Besides the fact that most children enjoy learning about animals, I think the suspense will also appeal to them as well. Throughout the book the gator is hiding as we meet the different animals and learn about their activities, such as the snoozing turtle and the bobcat who stalks the vole who peeks out of his hole. The story culminates with finding out which of the unfortunate creatures is going to be gator’s lunch!
As usual, there are resources for parents and teachers at the end of the book. The author shares some of her activity ideas, such as having children make their own gator. You can also find more on Dawn Pub’s website as well under “Activities”. There is also some more information about the featured animals at the end of the book as well.
— Getting Green with Baby – Alicia Owen (Dec. 4, 2013)
Under the algae that carpets the swamp, near the duck who paddles in ooze, close to the turtle who takes a snooze . . . hides a gator! Still as a log, only his watchful eyes can be seen. But when gator moves, he really moves! What happens to the duck, the turtle, the egret, the deer, and the many other critters of the swamp when gator makes his move?
–Susan Heim on Parenting Blog, Chicken Soup for the Soul Editor (Feb. 19, 2014)
The Swamp Where Gator Hides by Marianne Berkes and illustrated by Roberta Baird is another cute book that will teach kids a thing or two! In this picture book, children discover that an algae-covered swamp that looks quiet actually has lots going on. Namely, an alligator is living below the surface just waiting to get his next meal!

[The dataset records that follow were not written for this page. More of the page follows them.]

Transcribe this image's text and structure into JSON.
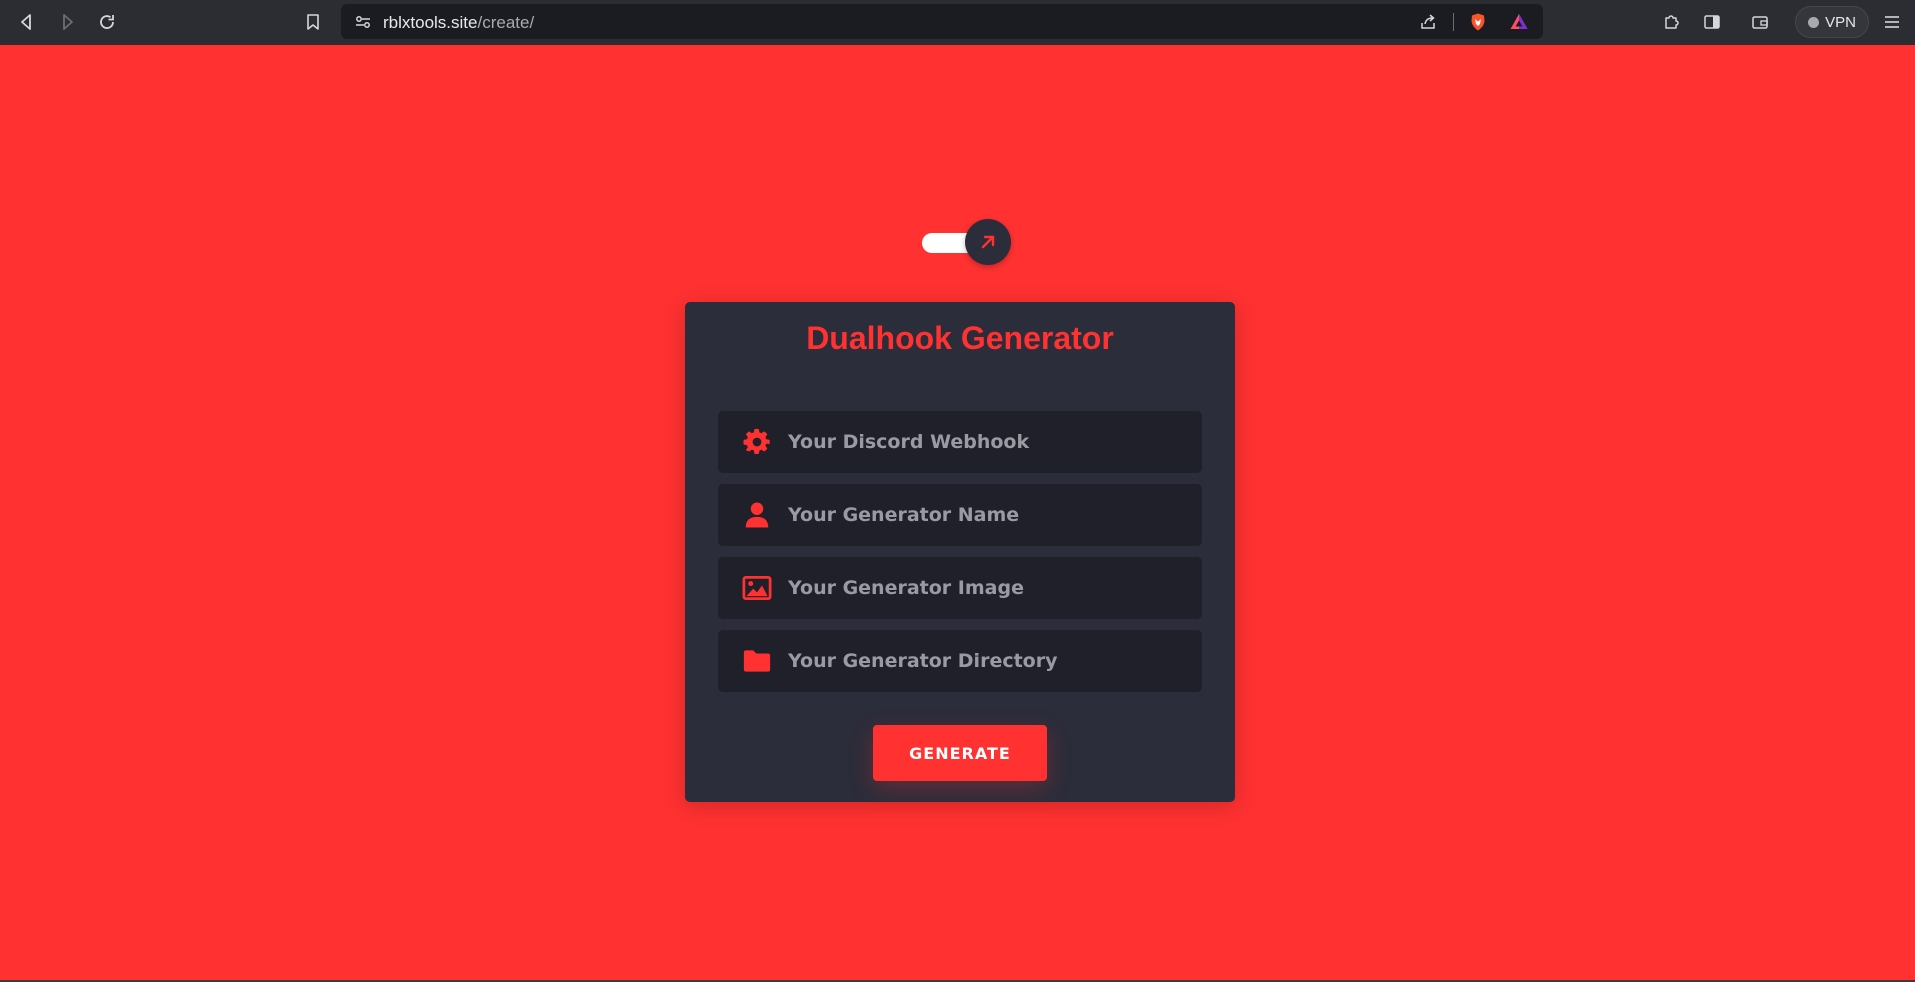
{
  "browser": {
    "url_host": "rblxtools.site",
    "url_path": "/create/",
    "vpn_label": "VPN"
  },
  "card": {
    "title": "Dualhook Generator",
    "fields": [
      {
        "placeholder": "Your Discord Webhook",
        "icon": "gear-icon"
      },
      {
        "placeholder": "Your Generator Name",
        "icon": "user-icon"
      },
      {
        "placeholder": "Your Generator Image",
        "icon": "image-icon"
      },
      {
        "placeholder": "Your Generator Directory",
        "icon": "folder-icon"
      }
    ],
    "generate_label": "GENERATE"
  },
  "colors": {
    "page_background": "#ff3131",
    "card_background": "#2b2d3a",
    "field_background": "#1f2029",
    "accent": "#ff3131",
    "browser_chrome": "#2b2d33"
  }
}
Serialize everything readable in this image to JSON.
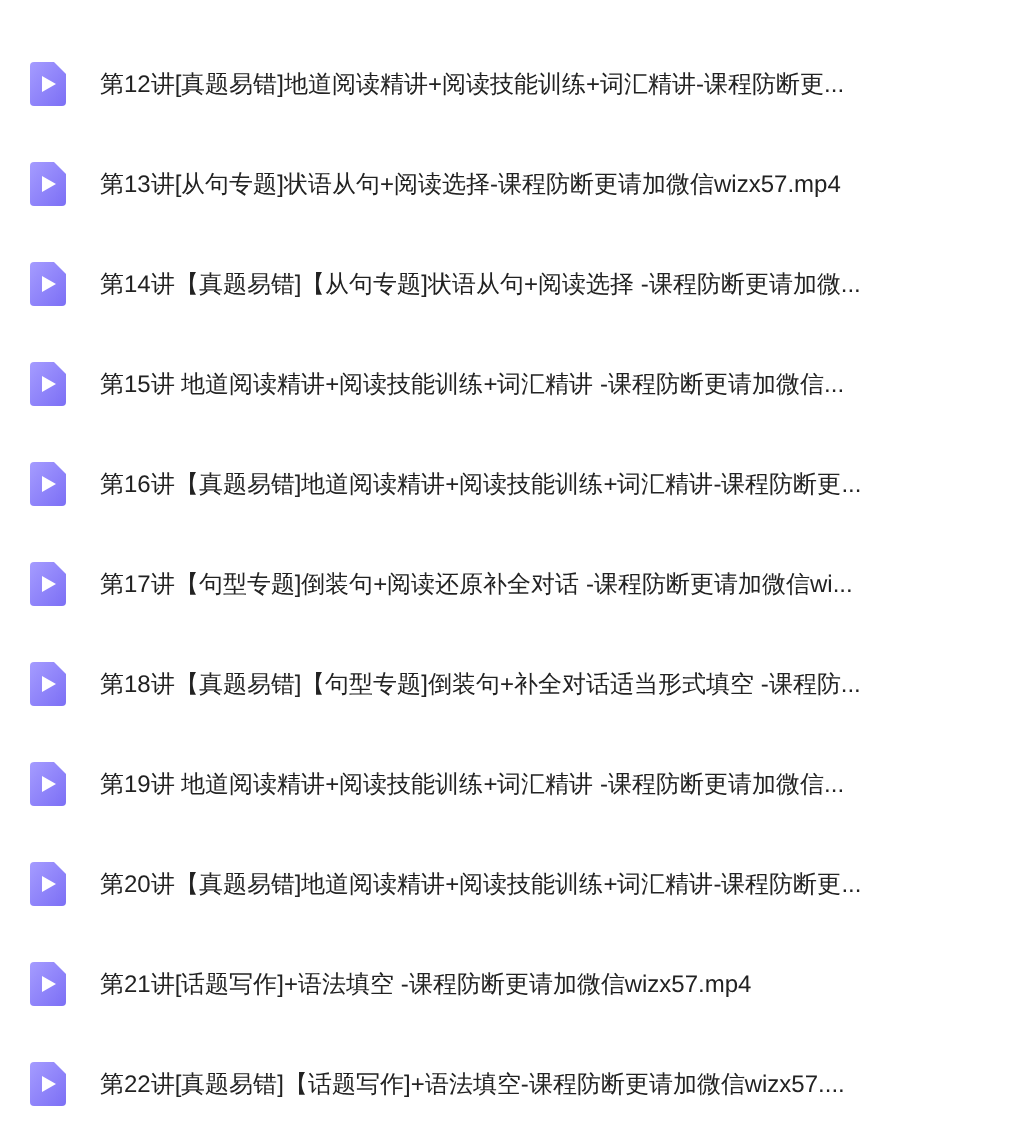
{
  "files": [
    {
      "name": "第12讲[真题易错]地道阅读精讲+阅读技能训练+词汇精讲-课程防断更..."
    },
    {
      "name": "第13讲[从句专题]状语从句+阅读选择-课程防断更请加微信wizx57.mp4"
    },
    {
      "name": "第14讲【真题易错]【从句专题]状语从句+阅读选择 -课程防断更请加微..."
    },
    {
      "name": "第15讲 地道阅读精讲+阅读技能训练+词汇精讲 -课程防断更请加微信..."
    },
    {
      "name": "第16讲【真题易错]地道阅读精讲+阅读技能训练+词汇精讲-课程防断更..."
    },
    {
      "name": "第17讲【句型专题]倒装句+阅读还原补全对话 -课程防断更请加微信wi..."
    },
    {
      "name": "第18讲【真题易错]【句型专题]倒装句+补全对话适当形式填空 -课程防..."
    },
    {
      "name": "第19讲 地道阅读精讲+阅读技能训练+词汇精讲 -课程防断更请加微信..."
    },
    {
      "name": "第20讲【真题易错]地道阅读精讲+阅读技能训练+词汇精讲-课程防断更..."
    },
    {
      "name": "第21讲[话题写作]+语法填空 -课程防断更请加微信wizx57.mp4"
    },
    {
      "name": "第22讲[真题易错]【话题写作]+语法填空-课程防断更请加微信wizx57...."
    }
  ]
}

This book is actually good for preschool and elementary age kids. The text has repeating verses which make it fun to read, and little ones know what to expect except for the next line. In addition, they will have fun trying to find the alligator’s prying eyes. Older children will appreciate this book because it teaches them about real life in a swamp and predatory relationships.
As a parent, I especially enjoyed the last few pages where the author gives the reader additional information about the swamp and its inhabitants. They also give some ideas for fun activities as well as descriptions for how the digital illustrations were created.

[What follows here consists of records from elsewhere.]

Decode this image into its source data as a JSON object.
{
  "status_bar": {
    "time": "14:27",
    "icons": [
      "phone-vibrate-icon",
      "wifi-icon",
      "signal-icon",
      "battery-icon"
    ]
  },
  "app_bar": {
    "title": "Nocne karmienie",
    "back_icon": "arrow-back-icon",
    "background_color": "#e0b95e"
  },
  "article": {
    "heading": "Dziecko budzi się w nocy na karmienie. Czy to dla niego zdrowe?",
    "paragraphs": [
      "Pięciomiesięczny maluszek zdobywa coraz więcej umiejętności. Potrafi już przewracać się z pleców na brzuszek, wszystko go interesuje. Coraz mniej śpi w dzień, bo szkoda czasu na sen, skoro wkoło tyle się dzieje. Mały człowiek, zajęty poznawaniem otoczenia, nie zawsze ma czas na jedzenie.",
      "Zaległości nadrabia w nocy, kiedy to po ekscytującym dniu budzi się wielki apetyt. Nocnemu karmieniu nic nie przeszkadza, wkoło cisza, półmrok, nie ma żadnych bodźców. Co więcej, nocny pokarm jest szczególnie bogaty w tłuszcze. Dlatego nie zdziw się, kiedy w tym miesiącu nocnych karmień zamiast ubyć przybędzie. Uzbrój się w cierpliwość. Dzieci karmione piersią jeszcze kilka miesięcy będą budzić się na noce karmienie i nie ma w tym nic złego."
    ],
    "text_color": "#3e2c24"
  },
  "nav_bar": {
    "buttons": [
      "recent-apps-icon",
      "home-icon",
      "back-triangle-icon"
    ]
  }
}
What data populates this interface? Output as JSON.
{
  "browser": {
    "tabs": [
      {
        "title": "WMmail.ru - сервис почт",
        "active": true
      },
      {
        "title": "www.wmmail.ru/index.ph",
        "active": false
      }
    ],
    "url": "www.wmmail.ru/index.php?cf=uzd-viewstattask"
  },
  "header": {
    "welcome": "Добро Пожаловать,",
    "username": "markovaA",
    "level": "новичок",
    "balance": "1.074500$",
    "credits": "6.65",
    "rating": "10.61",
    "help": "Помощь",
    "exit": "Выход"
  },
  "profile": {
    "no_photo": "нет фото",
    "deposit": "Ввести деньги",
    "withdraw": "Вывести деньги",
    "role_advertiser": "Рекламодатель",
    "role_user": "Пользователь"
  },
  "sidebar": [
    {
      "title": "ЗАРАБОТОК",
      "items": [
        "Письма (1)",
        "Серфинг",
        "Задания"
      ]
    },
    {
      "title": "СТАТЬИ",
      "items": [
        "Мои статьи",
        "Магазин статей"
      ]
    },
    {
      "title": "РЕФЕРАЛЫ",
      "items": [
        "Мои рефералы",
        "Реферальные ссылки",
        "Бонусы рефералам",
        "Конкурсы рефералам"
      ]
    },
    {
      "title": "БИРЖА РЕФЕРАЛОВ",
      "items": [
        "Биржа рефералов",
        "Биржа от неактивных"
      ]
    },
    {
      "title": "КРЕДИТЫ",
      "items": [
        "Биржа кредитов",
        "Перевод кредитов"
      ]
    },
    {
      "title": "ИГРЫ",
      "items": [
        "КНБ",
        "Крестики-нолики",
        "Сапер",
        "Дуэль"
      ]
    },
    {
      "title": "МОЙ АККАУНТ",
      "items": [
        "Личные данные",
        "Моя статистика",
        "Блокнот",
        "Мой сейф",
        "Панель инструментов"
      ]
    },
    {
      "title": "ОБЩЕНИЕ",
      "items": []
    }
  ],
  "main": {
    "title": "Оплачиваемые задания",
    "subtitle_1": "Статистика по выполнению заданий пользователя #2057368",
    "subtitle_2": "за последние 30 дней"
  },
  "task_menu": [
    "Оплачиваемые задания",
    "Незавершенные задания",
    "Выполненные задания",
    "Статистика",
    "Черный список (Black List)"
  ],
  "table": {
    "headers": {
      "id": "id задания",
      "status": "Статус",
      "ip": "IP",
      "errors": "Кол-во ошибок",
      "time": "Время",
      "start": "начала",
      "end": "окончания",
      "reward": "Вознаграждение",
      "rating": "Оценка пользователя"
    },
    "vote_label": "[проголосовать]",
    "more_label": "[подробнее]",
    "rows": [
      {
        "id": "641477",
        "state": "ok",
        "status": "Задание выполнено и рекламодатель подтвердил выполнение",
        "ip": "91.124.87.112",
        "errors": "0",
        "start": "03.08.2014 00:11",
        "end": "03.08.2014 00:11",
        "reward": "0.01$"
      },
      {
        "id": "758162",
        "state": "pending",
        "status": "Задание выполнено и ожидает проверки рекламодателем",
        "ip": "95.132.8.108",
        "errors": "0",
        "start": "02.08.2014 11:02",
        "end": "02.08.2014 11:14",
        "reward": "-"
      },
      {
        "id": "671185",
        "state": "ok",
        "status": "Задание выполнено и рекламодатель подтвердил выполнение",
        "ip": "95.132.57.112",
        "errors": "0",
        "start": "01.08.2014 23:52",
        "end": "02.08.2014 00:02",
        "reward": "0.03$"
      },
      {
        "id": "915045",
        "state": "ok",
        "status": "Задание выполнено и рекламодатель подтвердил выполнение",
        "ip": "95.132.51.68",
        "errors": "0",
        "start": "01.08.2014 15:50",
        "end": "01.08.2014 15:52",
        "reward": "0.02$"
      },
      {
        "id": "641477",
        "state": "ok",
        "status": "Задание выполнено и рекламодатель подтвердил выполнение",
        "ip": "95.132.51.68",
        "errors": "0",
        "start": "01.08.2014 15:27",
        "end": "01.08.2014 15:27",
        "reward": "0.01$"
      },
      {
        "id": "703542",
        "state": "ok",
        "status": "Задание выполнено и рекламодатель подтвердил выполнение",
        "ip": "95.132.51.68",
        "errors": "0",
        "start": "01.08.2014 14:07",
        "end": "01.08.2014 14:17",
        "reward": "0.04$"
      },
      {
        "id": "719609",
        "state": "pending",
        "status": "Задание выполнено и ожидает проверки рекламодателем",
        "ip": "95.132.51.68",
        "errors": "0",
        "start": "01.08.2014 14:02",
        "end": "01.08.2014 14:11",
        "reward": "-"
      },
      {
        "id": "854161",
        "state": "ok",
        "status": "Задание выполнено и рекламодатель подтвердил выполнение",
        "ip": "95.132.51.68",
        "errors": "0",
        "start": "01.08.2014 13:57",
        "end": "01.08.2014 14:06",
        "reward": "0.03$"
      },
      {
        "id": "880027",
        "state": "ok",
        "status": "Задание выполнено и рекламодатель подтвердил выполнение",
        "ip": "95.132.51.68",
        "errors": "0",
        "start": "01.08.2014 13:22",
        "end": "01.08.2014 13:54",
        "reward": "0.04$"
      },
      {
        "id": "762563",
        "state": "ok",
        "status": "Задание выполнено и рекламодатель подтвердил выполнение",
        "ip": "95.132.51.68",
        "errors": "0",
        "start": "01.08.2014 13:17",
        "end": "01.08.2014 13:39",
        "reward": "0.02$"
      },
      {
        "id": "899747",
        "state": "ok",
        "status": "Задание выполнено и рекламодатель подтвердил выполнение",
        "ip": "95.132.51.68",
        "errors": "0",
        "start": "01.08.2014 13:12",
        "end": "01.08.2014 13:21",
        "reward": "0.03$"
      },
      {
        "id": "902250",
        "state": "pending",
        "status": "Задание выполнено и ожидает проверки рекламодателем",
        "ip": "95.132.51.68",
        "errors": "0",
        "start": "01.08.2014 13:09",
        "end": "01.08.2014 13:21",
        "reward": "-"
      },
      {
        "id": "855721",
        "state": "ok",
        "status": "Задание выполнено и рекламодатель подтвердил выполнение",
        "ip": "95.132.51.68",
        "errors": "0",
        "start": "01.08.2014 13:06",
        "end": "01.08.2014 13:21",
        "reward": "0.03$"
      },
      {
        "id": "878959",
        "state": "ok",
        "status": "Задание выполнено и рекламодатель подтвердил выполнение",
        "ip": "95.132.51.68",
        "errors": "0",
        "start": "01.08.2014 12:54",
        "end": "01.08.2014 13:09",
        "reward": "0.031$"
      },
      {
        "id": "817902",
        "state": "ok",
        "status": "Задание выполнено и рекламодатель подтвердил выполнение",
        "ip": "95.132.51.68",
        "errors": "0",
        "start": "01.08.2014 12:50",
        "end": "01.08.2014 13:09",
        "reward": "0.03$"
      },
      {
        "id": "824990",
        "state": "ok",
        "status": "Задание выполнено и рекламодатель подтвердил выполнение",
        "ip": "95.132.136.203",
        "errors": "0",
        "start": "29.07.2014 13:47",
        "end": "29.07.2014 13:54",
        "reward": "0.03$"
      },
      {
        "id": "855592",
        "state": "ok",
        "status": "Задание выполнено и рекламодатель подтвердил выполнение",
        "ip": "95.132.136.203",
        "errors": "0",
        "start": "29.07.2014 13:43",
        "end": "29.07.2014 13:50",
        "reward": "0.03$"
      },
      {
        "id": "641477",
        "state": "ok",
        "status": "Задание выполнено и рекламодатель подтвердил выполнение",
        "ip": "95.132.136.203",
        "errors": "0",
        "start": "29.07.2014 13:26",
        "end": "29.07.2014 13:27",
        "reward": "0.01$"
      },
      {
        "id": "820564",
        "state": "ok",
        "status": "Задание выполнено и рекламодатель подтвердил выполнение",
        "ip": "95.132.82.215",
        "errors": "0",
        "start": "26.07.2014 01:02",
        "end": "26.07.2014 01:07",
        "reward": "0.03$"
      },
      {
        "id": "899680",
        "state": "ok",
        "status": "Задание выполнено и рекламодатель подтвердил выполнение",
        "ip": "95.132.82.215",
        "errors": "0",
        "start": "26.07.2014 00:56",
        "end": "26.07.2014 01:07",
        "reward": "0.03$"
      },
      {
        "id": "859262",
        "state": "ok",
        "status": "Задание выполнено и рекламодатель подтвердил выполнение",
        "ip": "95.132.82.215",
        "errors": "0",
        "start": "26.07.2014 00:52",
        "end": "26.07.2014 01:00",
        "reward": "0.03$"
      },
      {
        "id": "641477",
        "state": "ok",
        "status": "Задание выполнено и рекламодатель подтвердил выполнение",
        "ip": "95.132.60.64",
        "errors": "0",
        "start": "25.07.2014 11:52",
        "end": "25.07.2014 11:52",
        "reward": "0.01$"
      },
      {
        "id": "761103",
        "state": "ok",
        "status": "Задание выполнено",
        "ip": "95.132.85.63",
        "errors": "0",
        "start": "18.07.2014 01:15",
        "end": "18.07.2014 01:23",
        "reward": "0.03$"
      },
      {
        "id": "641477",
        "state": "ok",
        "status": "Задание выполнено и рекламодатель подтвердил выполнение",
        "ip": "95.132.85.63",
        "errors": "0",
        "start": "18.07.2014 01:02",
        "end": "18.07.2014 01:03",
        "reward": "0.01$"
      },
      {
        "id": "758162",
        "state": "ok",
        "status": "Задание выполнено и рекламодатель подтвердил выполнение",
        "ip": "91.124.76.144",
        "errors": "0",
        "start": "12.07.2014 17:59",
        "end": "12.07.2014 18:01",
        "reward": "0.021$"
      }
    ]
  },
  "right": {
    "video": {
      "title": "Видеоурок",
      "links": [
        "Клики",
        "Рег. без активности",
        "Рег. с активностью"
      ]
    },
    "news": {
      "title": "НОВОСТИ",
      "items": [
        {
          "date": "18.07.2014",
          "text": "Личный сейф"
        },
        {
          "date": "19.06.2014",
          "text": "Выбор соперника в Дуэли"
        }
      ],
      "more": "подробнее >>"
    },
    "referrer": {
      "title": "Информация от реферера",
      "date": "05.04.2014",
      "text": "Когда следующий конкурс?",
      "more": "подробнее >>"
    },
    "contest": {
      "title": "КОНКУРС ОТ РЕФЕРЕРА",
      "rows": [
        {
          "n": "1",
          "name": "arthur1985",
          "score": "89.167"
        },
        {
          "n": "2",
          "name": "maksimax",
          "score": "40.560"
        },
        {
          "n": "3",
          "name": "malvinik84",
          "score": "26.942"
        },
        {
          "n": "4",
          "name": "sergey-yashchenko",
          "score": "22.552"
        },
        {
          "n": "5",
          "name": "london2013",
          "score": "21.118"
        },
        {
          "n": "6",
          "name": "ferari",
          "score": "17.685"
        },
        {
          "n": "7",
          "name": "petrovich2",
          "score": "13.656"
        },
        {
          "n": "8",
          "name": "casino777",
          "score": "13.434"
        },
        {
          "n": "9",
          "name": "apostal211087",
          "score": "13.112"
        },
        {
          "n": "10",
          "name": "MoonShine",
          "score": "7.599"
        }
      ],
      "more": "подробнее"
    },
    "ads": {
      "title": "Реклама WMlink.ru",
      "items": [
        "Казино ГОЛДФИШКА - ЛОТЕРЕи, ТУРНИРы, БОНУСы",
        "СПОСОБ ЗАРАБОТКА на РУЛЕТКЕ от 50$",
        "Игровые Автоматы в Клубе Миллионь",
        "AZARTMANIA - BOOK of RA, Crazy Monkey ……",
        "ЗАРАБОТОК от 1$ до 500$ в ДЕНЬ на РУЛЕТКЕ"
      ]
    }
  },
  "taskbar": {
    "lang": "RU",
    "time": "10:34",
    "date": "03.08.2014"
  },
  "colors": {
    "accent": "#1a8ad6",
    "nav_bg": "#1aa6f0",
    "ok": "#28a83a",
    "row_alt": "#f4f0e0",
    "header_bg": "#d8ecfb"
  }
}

–Booking Mama – Julie Peterson (March 3, 2014)
The Swamp Where Gator Hides – loved this one. . . applicable to us in southern Illinois except for the gator! Like how they talked about all the critters who “depend” on swamp, not just ones who live in it. Pictures are great and my 6 year old especially liked trying to find the gator in each picture. . . and then guessing who he was going to eat in the end. And as a non-formal educator, I like the extra information in the back (animal information as well as the program ideas.

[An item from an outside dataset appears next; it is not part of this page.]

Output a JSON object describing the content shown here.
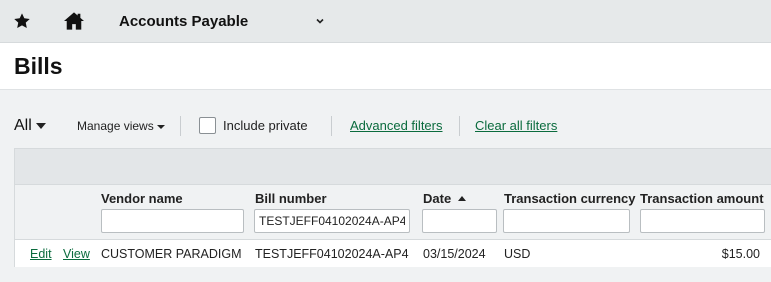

–Linda Hauser, Shawnee National Forest (Feb. 20, 2014)
The Swamp Where Gator Hides is written by Marianne Berkes for children ages 3-8. It is 32 pages long. This rhyming text with repeating versus is full of animals for children to enjoy. I think this book would be great as part of a science curriculum for a young child. The book has lots of animals for children to identify and learn about. At the end of the book there is a description of each species.
Children learn about the unique habitat of swamps, the importance of camouflage, and predictor-prey relationships. At the end of the book there is a page about swamps and how they can exist in any climate. The history of swamps is explained and how important they are to the environment.
–Cheshire Cat Looking Glass (March 3, 2014)
The Swamp Where Gator Hides by Marianne Berkes is a fun, suspenseful book that your children will love! Under the algae that carpets the swamp, near the duck who paddles in ooze, close to the turtle who takes a snooze . . . hides a gator! Still as a log, only his watchful eyes can be seen. But when gator moves, he really moves! What happens to the duck, the turtle, the egret, the deer, and the many other critters of the swamp when gator makes his move?